On Friday and Saturday, hundreds of civic hackers and open data enthusiasts gathered at FHI 360 in Dupont for the fifth annual Open Data Day DC. Similar gatherings graced more than 200 cities around the world and all events were part of a yearly hackathon and training event.
The whole thing got Technical.ly thinking, deeply, about open data.
After sitting in on a session about open government and open data in D.C. specifically (and what can be done to increase the openness of D.C. government), there were a couple questions we couldn’t stop mulling over.
- What does “open” mean, anyway? Open information, and data, is a wonderful thing. But even if all the data in the world were to be made available, different people would have differing levels of access to it. This is owing to both data literacy and even, yes, internet access. What’s the proper time and place to consider that open for one still means very much closed for another? Is there a responsibility to level this playing field? Whose responsibility is that, and what would an even playing field look like, really?
- Government, or private sector? Especially considering that many citizens will have limited (meaningful) access to raw data, interpreting and utilizing government data is an important step in the process of opening government. The private sector, it seems, has resources to make this happen. But once a civilian has created, say, an app that tracks restaurant health code violations, does the government embrace and legitimize the product? Are there ways for the private and public sectors to work together to turn giant and unruly (to the untrained eye, at least) datasets into products and services that are simple and useful to the modern citizen?

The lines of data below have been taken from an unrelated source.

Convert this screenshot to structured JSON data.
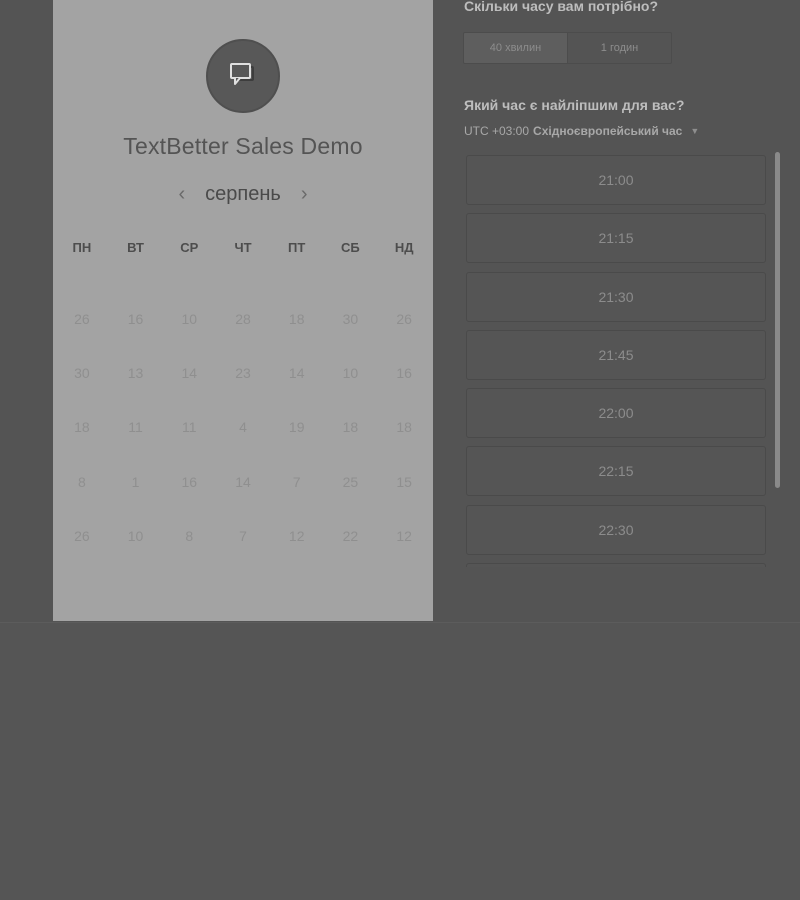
{
  "organizer": {
    "title": "TextBetter Sales Demo",
    "logo_icon": "chat-bubble-icon"
  },
  "calendar": {
    "month_label": "серпень",
    "prev_icon": "‹",
    "next_icon": "›",
    "weekdays": [
      "ПН",
      "ВТ",
      "СР",
      "ЧТ",
      "ПТ",
      "СБ",
      "НД"
    ],
    "weeks": [
      [
        "26",
        "16",
        "10",
        "28",
        "18",
        "30",
        "26"
      ],
      [
        "30",
        "13",
        "14",
        "23",
        "14",
        "10",
        "16"
      ],
      [
        "18",
        "11",
        "11",
        "4",
        "19",
        "18",
        "18"
      ],
      [
        "8",
        "1",
        "16",
        "14",
        "7",
        "25",
        "15"
      ],
      [
        "26",
        "10",
        "8",
        "7",
        "12",
        "22",
        "12"
      ]
    ]
  },
  "duration": {
    "heading": "Скільки часу вам потрібно?",
    "options": [
      "40 хвилин",
      "1 годин"
    ],
    "selected_index": 0
  },
  "time_selection": {
    "heading": "Який час є найліпшим для вас?",
    "timezone_offset": "UTC +03:00",
    "timezone_name": "Східноєвропейський час",
    "slots": [
      "21:00",
      "21:15",
      "21:30",
      "21:45",
      "22:00",
      "22:15",
      "22:30",
      ""
    ]
  },
  "colors": {
    "overlay": "#555555",
    "left_panel": "#a3a3a3"
  }
}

What does an ideal breakdown of responsibility (and capability) look like here? What are the ideal outcomes?
These questions, and more, were certainly present in the room at Open Data Day DC. They were touched on, in various forms, here and there. But ultimately the session was (perhaps rightly so) more practical than philosophical.
Technical.ly won’t purport to be enough of an open data expert to know how these questions, and more, are being answered in D.C. and beyond. But they seem like important, and complex, considerations and we’d love to have a conversation about it.